Most people go out of their way to avoid ticks. Not Greg Burg. He tries to find all he can.

And Burg’s searches along the wooded trails at Dad Perry Park in west Lawrence have been growing more fruitful by the week.

Burg, an entomologist and Kansas University assistant director of undergraduate biology, is collecting ticks for study in the laboratory and to determine how weather and the environment affect their population.

“I’d like to know why they are here and not over there,” Burg said, pointing from one trail to another during a Thursday afternoon outing at Dad Perry Park.

It’s a study Burg expects will take at least five years before he has enough data to draw conclusions.

“I have a lot of time over the long haul for it,” Burg, 47, said.

Burg wore light-colored khaki pants tucked into his white socks while walking the trails.
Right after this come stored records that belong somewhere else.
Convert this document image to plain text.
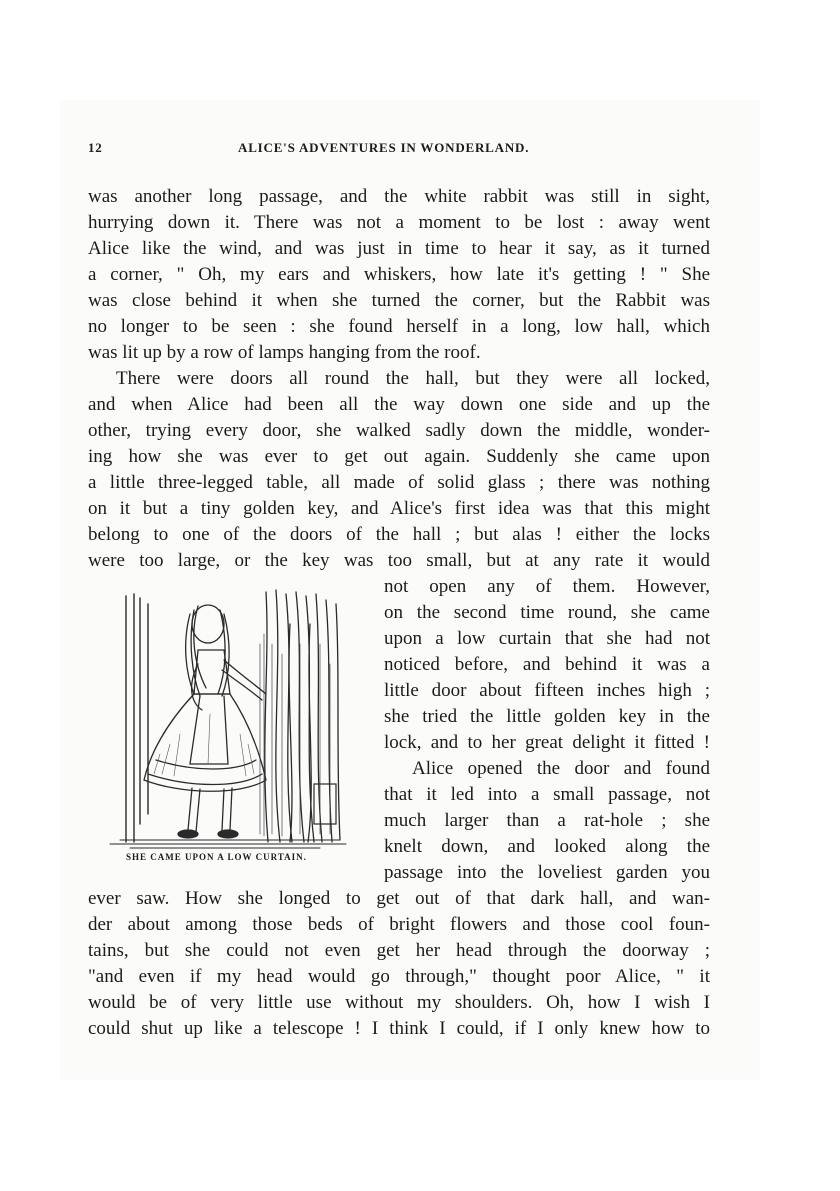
12	ALICE'S ADVENTURES IN WONDERLAND.
was another long passage, and the white rabbit was still in sight,
hurrying down it. There was not a moment to be lost : away went
Alice like the wind, and was just in time to hear it say, as it turned
a corner, " Oh, my ears and whiskers, how late it's getting ! " She
was close behind it when she turned the corner, but the Rabbit was
no longer to be seen : she found herself in a long, low hall, which
was lit up by a row of lamps hanging from the roof.
There were doors all round the hall, but they were all locked,
and when Alice had been all the way down one side and up the
other, trying every door, she walked sadly down the middle, wonder-
ing how she was ever to get out again. Suddenly she came upon
a little three-legged table, all made of solid glass ; there was nothing
on it but a tiny golden key, and Alice's first idea was that this might
belong to one of the doors of the hall ; but alas ! either the locks
were too large, or the key was too small, but at any rate it would
not open any of them. However,
on the second time round, she came
upon a low curtain that she had not
noticed before, and behind it was a
little door about fifteen inches high ;
she tried the little golden key in the
lock, and to her great delight it fitted !
Alice opened the door and found
that it led into a small passage, not
much larger than a rat-hole ; she
knelt down, and looked along the
passage into the loveliest garden you
ever saw. How she longed to get out of that dark hall, and wan-
der about among those beds of bright flowers and those cool foun-
tains, but she could not even get her head through the doorway ;
"and even if my head would go through," thought poor Alice, " it
would be of very little use without my shoulders. Oh, how I wish I
could shut up like a telescope ! I think I could, if I only knew how to
SHE CAME UPON A LOW CURTAIN.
He carried a white corduroy cloth attached to a stick and dragged it along the grass as he walked. Every 10 feet or so he stopped and turned the cloth over. He was finding about four or five ticks each swipe.
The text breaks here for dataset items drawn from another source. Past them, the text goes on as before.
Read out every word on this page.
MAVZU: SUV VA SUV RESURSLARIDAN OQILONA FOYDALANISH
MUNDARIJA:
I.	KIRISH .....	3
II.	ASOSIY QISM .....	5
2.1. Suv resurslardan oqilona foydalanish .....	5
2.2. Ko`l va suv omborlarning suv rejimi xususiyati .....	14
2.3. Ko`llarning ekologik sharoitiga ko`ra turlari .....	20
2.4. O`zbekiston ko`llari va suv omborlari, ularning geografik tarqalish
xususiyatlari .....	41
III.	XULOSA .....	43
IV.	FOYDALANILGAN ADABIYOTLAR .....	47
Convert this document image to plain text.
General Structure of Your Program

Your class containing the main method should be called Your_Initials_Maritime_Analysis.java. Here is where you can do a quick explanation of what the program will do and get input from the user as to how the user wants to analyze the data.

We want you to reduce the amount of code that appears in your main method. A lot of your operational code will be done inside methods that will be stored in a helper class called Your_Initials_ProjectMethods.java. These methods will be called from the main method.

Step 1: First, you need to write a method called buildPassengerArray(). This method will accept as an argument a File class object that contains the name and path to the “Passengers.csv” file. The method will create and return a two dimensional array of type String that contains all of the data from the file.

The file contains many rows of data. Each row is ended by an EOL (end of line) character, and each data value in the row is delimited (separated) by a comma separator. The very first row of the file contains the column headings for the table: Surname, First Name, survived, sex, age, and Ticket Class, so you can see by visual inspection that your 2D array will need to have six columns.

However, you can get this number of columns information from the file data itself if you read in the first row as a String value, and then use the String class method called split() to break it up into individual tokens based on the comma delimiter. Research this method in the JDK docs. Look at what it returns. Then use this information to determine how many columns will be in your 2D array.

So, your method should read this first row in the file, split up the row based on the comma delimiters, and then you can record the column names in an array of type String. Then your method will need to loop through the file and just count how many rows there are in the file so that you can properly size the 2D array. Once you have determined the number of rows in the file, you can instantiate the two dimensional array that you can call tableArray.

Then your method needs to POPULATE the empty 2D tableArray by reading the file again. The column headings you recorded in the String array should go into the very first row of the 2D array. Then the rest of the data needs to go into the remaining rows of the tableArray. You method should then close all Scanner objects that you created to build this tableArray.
“That’s a male, that’s a female,” Burg said, pointing to a couple of ticks scurrying along the cloth. The female, he noted, has a small white mark on its back.
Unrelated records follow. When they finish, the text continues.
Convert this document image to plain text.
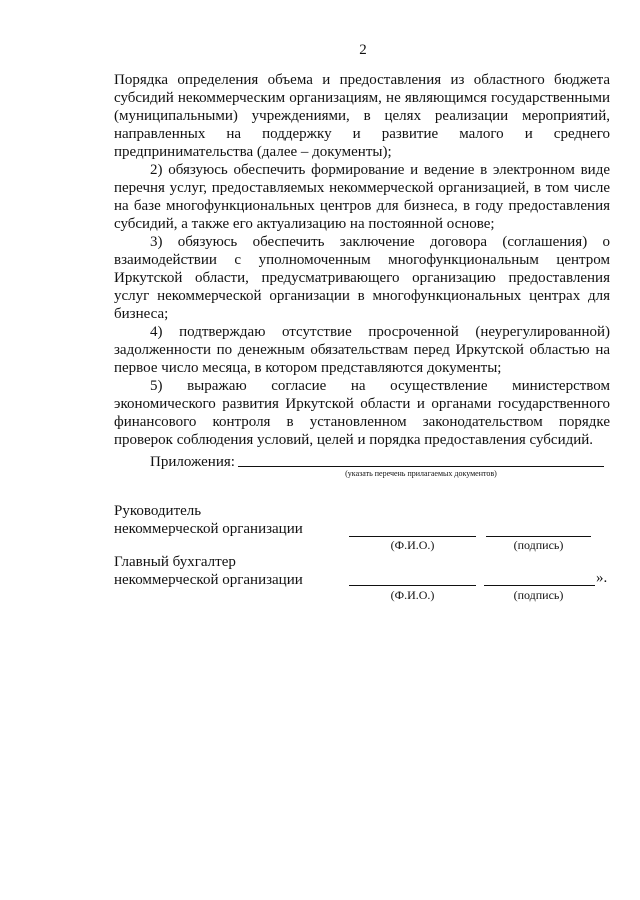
2

Порядка определения объема и предоставления из областного бюджета субсидий некоммерческим организациям, не являющимся государственными (муниципальными) учреждениями, в целях реализации мероприятий, направленных на поддержку и развитие малого и среднего предпринимательства (далее – документы);

2) обязуюсь обеспечить формирование и ведение в электронном виде перечня услуг, предоставляемых некоммерческой организацией, в том числе на базе многофункциональных центров для бизнеса, в году предоставления субсидий, а также его актуализацию на постоянной основе;

3) обязуюсь обеспечить заключение договора (соглашения) о взаимодействии с уполномоченным многофункциональным центром Иркутской области, предусматривающего организацию предоставления услуг некоммерческой организации в многофункциональных центрах для бизнеса;

4) подтверждаю отсутствие просроченной (неурегулированной) задолженности по денежным обязательствам перед Иркутской областью на первое число месяца, в котором представляются документы;

5) выражаю согласие на осуществление министерством экономического развития Иркутской области и органами государственного финансового контроля в установленном законодательством порядке проверок соблюдения условий, целей и порядка предоставления субсидий.

Приложения:
(указать перечень прилагаемых документов)
Руководитель
некоммерческой организации
(Ф.И.О.)	(подпись)
Главный бухгалтер
некоммерческой организации	».
(Ф.И.О.)	(подпись)
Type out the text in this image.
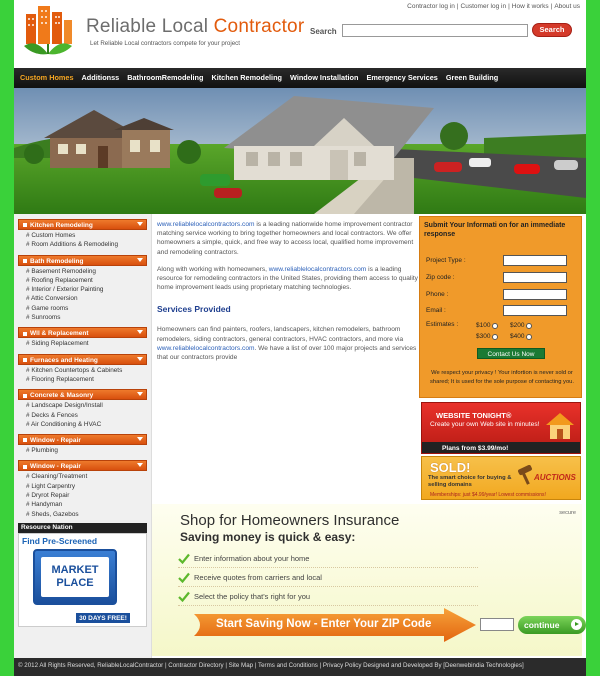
Reliable Local Contractor
Let Reliable Local contractors compete for your project
Contractor log in | Customer log in | How it works | About us
Search	Search
Custom Homes	Additionss	BathroomRemodeling	Kitchen Remodeling	Window Installation	Emergency Services	Green Building
Kitchen Remodeling
# Custom Homes
# Room Additions & Remodeling
Bath Remodeling
# Basement Remodeling
# Roofing Replacement
# Interior / Exterior Painting
# Attic Conversion
# Game rooms
# Sunrooms
Wll & Replacement
# Siding Replacement
Furnaces and Heating
# Kitchen Countertops & Cabinets
# Flooring Replacement
Concrete & Masonry
# Landscape Design/Install
# Decks & Fences
# Air Conditioning & HVAC
Window - Repair
# Plumbing
Window - Repair
# Cleaning/Treatment
# Light Carpentry
# Dryrot Repair
# Handyman
# Sheds, Gazebos
Resource Nation
Find Pre-Screened
MARKET
PLACE
30 DAYS FREE!

www.reliablelocalcontractors.com is a leading nationwide home improvement contractor matching service working to bring together homeowners and local contractors. We offer homeowners a simple, quick, and free way to access local, qualified home improvement and remodeling contractors.

Along with working with homeowners, www.reliablelocalcontractors.com is a leading resource for remodeling contractors in the United States, providing them access to quality home improvement leads using proprietary matching technologies.

Services Provided

Homeowners can find painters, roofers, landscapers, kitchen remodelers, bathroom remodelers, siding contractors, general contractors, HVAC contractors, and more via www.reliablelocalcontractors.com. We have a list of over 100 major projects and services that our contractors provide

Submit Your Informati on for an immediate response
Project Type :
Zip code :
Phone :
Email :
Estimates :	$100	$200
$300	$400
Contact Us Now
We respect your privacy ! Your infortion is never sold or shared; It is used for the sole purpose of contacting you.
WEBSITE TONIGHT®
Create your own Web site in minutes!
Plans from $3.99/mo!
SOLD!
The smart choice for buying & selling domains
AUCTIONS
Memberships: just $4.99/year! Lowest commissions!
secure
Shop for Homeowners Insurance
Saving money is quick & easy:
Enter information about your home
Receive quotes from carriers and local
Select the policy that's right for you
Start Saving Now - Enter Your ZIP Code	continue
© 2012 All Rights Reserved, ReliableLocalContractor | Contractor Directory | Site Map | Terms and Conditions | Privacy Policy Designed and Developed By [Deenwebindia Technologies]
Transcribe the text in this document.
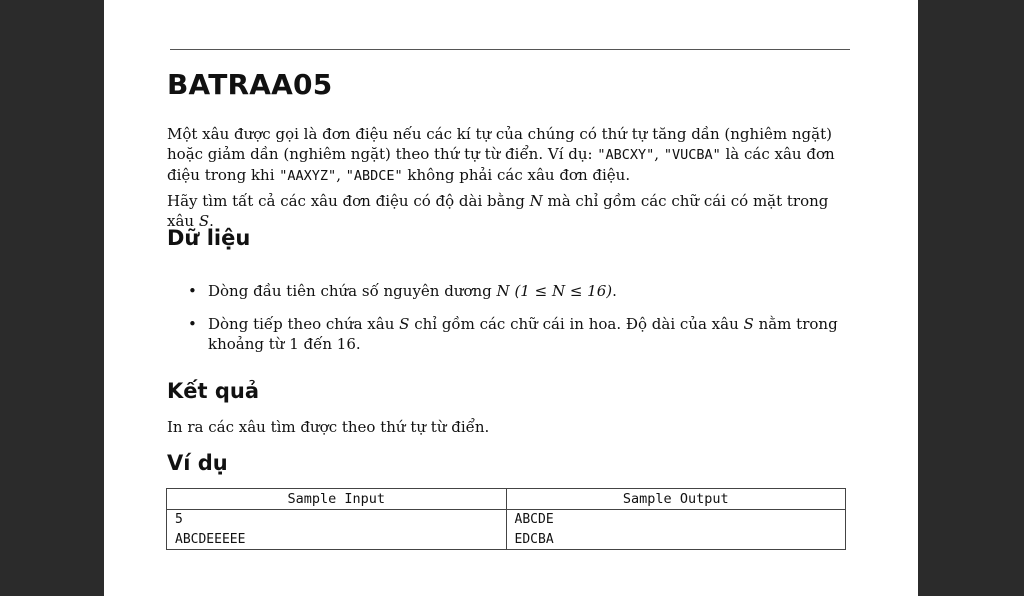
BATRAA05

Một xâu được gọi là đơn điệu nếu các kí tự của chúng có thứ tự tăng dần (nghiêm ngặt) hoặc giảm dần (nghiêm ngặt) theo thứ tự từ điển. Ví dụ: "ABCXY", "VUCBA" là các xâu đơn điệu trong khi "AAXYZ", "ABDCE" không phải các xâu đơn điệu.

Hãy tìm tất cả các xâu đơn điệu có độ dài bằng N mà chỉ gồm các chữ cái có mặt trong xâu S.

Dữ liệu
• Dòng đầu tiên chứa số nguyên dương N (1 ≤ N ≤ 16).
• Dòng tiếp theo chứa xâu S chỉ gồm các chữ cái in hoa. Độ dài của xâu S nằm trong khoảng từ 1 đến 16.
Kết quả

In ra các xâu tìm được theo thứ tự từ điển.

Ví dụ
Sample Input	Sample Output
5	ABCDE
ABCDEEEEE	EDCBA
Burg picked the ticks up one at a time and dropped them into a plastic vial.

Ticks lie in wait in the vegetation for something to come along they can latch their legs onto, Burg said. If their host is an animal, it’s feeding time.

Three types of ticks commonly are found in eastern Kansas, Burg said. The most common is the dog tick, often located in boundaries between woods and fields. The Lone Star tick resides in heavily shaded woods; and the black-legged tick in wooded areas where you find a lot of dead leaves.

Though all ticks carry various pathogens and diseases, the dreaded Lyme disease carried by the scapularis tick rarely is found here, he said. Lyme disease is not fatal.

But Rocky Mountain spotted fever, carried by the dog tick, can be fatal. Twenty cases of spotted fever were reported in Kansas from 1994 to 1998, though information about resulting fatalities, if any, was not readily available.

“You can handle them and be perfectly safe,” Burg said. “A tick has to feed for at least 24 hours before they can pass on any pathogens to you.”

The best way to remove ticks is with a pair of tweezers, Burg said. Using alcohol or burning them with a lighter or match may only irritate them and make them more violent, he said.

Even if a piece of the tick remains in the skin after the rest has been removed, it won’t cause problems any worse than a splinter would, he said.

Most insect repellents work against ticks if sprayed on clothes or skin before an outing, Burg said. Certain sprays, however, are not meant for skin and only for clothes, he said.

The tick population will only continue to grow between now and mid-summer. They will be their most active when night temperatures drop no lower than 65 or 70 degrees, Burg said.

Burg carries a notebook to write down the number of ticks he finds. The book showed that his tick count at Dad Perry has gone from 19 on April 4 to 55 on April 17.

“Today I’ve found 58 and I’m only half-way done,” he said.